At the Forefront of ADC Manufacturing

Feb. 19, 2019
ADC BIO’s innovative technology is helping to usher in oncology’s new age of therapeutic agents

The predictions vary for exactly how much the market for antibody drug conjugates (ADCs) will take off in the coming years, but one factor is the same for analysts — growth will be in the billions.

The allure of ADCs — especially in oncology — is apparent. Because the technology combines a selective monoclonal antibody (mAb) with a potent cytotoxic agent (stronger versions than those used in traditional chemotherapy) to attack diseased cells while avoiding healthy ones, ADCs offer a more efficient way to utilize therapeutic agents.

Yet, to date, only four ADCs have been approved by the U.S. FDA. And growth in the market has been stymied by fragmented supply chains, high costs and low efficiency associated with manufacturing. But this is where UK-based ADC BIO comes in.

Founded in 2010, ADC BIO is one of the few CMOs that specializes on ADCs. The company isn’t just focused on tapping into the increasingly lucrative market for ADCs — they’ve also solved one of the market’s major challenges by using patented technology to create a more integrated manufacturing approach.

“One very clear message from our client base is that the supply chain for ADCs is too fragmented,” Charles Johnson, ADC BIO’s CEO, says. “You’ve effectively got three main buckets of production … done by different companies. What the industry would like to do is consolidate and move to fewer vendors in a more integrated supply chain.”

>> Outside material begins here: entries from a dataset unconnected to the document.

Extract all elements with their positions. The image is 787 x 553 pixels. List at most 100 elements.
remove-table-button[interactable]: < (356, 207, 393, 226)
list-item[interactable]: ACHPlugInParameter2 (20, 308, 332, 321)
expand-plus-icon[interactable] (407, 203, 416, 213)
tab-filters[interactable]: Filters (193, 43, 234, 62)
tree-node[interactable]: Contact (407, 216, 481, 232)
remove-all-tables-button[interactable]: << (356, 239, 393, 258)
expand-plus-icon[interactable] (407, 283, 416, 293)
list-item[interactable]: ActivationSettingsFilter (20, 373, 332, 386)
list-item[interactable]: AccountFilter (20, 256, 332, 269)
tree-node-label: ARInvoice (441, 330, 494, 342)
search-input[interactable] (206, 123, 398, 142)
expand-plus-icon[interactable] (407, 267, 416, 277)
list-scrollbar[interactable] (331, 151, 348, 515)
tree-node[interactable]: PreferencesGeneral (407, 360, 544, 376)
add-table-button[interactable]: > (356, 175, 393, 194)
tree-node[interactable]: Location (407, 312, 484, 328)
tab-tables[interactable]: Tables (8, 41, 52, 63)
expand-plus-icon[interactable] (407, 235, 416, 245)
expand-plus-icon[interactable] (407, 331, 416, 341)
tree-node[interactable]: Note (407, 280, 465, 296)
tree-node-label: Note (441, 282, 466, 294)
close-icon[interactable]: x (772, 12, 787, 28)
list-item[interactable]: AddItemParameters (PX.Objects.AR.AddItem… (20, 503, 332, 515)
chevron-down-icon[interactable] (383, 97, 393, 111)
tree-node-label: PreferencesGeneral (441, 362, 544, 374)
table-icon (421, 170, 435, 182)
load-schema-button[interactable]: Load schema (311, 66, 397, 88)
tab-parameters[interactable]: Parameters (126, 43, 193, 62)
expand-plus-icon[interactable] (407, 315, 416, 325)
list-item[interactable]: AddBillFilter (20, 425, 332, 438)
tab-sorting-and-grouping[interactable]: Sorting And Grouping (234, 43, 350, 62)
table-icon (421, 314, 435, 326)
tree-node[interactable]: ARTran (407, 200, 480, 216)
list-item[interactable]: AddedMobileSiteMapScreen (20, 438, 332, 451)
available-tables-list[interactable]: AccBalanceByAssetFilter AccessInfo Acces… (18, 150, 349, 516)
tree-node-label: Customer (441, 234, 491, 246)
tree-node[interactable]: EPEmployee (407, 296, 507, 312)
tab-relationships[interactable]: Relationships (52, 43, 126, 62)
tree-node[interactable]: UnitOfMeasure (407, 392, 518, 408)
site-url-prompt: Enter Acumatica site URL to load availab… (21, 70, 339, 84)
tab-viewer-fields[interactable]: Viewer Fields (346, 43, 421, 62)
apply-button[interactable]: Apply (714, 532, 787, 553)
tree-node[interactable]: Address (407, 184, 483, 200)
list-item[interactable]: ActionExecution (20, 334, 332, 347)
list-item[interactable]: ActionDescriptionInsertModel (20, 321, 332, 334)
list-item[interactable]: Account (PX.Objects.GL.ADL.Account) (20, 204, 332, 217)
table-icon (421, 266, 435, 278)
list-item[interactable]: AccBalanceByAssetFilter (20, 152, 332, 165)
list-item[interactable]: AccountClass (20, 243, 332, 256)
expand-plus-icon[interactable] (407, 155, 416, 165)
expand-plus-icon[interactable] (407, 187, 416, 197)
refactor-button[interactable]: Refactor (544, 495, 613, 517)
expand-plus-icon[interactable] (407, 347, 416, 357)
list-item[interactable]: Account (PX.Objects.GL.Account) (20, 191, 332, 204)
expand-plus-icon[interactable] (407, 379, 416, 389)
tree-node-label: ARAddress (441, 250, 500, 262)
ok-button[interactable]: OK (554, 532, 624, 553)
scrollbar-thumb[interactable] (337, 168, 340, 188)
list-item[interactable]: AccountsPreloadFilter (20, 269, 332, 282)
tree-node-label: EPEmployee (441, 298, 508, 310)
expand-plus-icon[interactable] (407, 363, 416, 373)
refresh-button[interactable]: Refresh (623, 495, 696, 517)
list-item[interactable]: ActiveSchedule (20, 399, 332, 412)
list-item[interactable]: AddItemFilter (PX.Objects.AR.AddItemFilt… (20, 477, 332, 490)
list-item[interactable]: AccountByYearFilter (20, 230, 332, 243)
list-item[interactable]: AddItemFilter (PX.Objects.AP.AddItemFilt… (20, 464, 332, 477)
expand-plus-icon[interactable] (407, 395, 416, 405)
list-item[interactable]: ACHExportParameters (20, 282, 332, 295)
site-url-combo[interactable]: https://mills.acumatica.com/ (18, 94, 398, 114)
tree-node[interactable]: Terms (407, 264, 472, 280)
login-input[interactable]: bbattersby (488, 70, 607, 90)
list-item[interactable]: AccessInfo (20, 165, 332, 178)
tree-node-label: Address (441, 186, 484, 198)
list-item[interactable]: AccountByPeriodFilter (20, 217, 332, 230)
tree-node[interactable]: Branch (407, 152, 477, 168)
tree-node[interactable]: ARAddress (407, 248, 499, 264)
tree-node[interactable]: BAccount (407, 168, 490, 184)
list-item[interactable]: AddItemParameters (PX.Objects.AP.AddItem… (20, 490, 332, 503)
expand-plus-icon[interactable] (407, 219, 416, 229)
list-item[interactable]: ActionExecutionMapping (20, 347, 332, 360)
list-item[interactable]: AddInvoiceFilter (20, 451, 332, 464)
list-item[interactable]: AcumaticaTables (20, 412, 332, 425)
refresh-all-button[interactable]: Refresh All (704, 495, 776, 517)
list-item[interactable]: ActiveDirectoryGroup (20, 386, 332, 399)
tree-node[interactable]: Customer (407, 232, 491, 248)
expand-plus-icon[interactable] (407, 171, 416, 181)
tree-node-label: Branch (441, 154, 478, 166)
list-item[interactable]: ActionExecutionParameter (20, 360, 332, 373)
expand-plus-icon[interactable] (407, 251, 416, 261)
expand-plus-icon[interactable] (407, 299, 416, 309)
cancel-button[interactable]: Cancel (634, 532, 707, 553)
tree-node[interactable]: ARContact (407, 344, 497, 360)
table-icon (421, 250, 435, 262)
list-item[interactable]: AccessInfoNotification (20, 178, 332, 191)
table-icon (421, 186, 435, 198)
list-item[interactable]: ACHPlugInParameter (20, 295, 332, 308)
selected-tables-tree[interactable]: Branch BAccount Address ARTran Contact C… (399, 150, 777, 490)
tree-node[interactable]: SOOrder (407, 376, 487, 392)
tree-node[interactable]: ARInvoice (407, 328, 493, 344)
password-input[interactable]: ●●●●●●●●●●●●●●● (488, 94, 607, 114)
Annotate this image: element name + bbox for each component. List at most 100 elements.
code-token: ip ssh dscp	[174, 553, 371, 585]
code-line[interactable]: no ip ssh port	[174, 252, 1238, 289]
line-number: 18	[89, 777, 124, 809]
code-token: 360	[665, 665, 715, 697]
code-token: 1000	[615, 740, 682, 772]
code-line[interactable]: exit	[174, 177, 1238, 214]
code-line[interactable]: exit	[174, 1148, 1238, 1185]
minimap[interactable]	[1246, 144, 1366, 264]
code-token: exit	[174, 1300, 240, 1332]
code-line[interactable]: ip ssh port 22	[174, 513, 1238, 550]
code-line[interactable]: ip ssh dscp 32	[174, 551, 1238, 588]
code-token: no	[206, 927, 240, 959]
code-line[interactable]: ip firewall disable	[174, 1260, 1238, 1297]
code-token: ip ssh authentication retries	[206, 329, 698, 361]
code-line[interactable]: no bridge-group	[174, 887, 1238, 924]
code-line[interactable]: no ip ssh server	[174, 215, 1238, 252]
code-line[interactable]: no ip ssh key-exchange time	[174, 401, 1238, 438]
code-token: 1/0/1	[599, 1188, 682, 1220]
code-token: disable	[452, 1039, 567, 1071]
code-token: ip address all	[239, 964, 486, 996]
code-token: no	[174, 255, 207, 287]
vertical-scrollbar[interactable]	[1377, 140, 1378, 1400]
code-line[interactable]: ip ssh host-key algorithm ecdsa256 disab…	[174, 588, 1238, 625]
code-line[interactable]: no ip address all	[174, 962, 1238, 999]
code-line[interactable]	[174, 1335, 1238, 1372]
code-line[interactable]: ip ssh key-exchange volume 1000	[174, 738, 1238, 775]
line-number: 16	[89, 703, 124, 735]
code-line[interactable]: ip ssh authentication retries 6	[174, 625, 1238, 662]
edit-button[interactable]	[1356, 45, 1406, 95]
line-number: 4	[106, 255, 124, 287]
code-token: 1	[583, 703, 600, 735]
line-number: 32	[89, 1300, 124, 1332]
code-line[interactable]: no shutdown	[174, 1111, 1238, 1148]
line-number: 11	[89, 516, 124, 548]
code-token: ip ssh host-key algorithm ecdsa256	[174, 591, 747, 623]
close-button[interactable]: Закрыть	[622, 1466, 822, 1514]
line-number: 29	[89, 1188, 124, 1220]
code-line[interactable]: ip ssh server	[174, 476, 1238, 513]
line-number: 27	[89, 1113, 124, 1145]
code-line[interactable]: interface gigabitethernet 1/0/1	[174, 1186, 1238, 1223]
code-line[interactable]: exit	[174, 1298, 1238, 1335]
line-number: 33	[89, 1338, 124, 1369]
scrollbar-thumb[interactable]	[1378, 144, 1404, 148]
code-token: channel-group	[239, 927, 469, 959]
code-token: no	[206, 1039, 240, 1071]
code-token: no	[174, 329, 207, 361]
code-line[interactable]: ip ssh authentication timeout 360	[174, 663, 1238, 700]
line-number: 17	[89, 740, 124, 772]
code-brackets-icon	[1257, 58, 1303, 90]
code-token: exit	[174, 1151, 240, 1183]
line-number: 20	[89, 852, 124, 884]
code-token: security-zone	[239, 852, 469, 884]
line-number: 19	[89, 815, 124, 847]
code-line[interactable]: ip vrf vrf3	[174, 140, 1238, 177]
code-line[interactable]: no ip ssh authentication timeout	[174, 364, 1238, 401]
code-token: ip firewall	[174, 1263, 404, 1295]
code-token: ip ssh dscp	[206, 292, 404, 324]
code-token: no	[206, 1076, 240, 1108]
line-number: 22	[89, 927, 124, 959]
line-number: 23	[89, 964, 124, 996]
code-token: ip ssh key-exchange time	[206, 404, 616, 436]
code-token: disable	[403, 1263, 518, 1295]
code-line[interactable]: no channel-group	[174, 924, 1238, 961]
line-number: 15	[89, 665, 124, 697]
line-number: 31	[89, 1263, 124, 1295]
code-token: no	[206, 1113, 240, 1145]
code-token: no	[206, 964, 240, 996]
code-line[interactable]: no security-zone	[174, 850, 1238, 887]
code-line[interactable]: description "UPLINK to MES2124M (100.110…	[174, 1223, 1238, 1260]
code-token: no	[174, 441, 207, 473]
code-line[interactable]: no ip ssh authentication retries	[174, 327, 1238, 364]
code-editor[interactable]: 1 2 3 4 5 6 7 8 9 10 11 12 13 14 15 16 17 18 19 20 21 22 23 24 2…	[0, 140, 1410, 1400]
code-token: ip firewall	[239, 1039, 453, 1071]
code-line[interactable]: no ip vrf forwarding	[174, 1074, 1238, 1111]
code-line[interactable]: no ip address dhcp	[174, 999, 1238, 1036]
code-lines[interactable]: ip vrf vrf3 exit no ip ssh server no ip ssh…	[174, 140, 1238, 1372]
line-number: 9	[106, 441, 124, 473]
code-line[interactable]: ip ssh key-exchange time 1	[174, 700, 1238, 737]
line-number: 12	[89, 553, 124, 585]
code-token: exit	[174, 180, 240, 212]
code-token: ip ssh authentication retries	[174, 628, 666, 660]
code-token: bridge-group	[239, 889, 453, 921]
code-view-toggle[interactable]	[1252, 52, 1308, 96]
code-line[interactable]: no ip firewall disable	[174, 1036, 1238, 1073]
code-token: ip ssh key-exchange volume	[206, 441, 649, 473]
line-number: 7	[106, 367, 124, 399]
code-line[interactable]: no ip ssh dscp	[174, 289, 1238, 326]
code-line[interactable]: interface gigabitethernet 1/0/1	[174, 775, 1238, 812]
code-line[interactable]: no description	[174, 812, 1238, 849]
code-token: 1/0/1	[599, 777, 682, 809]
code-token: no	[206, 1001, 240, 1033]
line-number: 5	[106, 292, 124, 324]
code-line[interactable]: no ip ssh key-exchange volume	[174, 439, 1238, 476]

To achieve more parts of the manufacturing process under one roof, ADC BIO has patented a technology that undertakes bioconjugation after both the mAb and cytotoxic have been produced. The innovative approach moves conjugation upstream into the antibody manufacturing process, combining conjugation and antibody purification.

According to Johnson, this method — which moves two of the three parts of the process into one step — saves several months of manufacturing time and decreases the overall costs significantly.

The company’s groundbreaking production technique — yet to be formally named — would also remove the need for Protein A resins, instead replacing them with capture resins that are at the heart of the company’s core “Lock-Release” technology.

According to the company, their Lock-Release platform, “streamlines bioconjugation into four simple steps. Lock the mAb to a resin, perform the conjugation, wash the locked ADC free of residuals and then release the purified ADC. Originally developed to limit ADC aggregation and improve residual clearance when starting with purified mAbs — problems common with the emerging payload-linker classes — this technology has been a huge step forward for the industry.”

The company says the Lock-Release technology allows ADCs to be delivered to cancer cells with “unrivaled precision” and fewer side effects than traditional treatments.

So far, sales at ADC BIO have been solely generated by their technical services department, which works with drug developers on next-generation ADCs and biomolecule conjugates.

But, ADC BIO is currently in the process of transitioning from R&D to mainstream manufacturing. In 2017, the company put together a $11 million funding package to transform a pharmaceutical warehouse in north Wales into a manufacturing space. Johnson says that regulatory inspections on the facility, including the UK’s Medicines and Healthcare Products Regulatory Agency, will be completed in the first half of 2019, with production following in the second half of the year.

Going forward, Johnson says the company is also working with their existing design and build partner, who is a specialist in cleanroom technology, to conceptualize a formulation and filling operation that will be built under the same roof as its GMP conjugation infrastructure. ADC BIO will specifically be looking at liquid aseptic filling technology and plans to “future-proof” the design so that it can offer lyophilization services down the road.

Although the oncology market is set to continue as the main area of focus for ADC BIO, there is a lot of promise for this kind of treatment in other therapeutic areas such as inflammation, rheumatoid arthritis, anti-virals and more. And as the market expands, ADC BIO plans to stay at the forefront with its innovative approach to manufacturing.

“We certainly foresee a paradigm shift in how ADCs will be made in the next decade,” Johnson says. “It’s going to be a more elegant and integrated approach. That’s what’s really unique about what we are proposing to do.”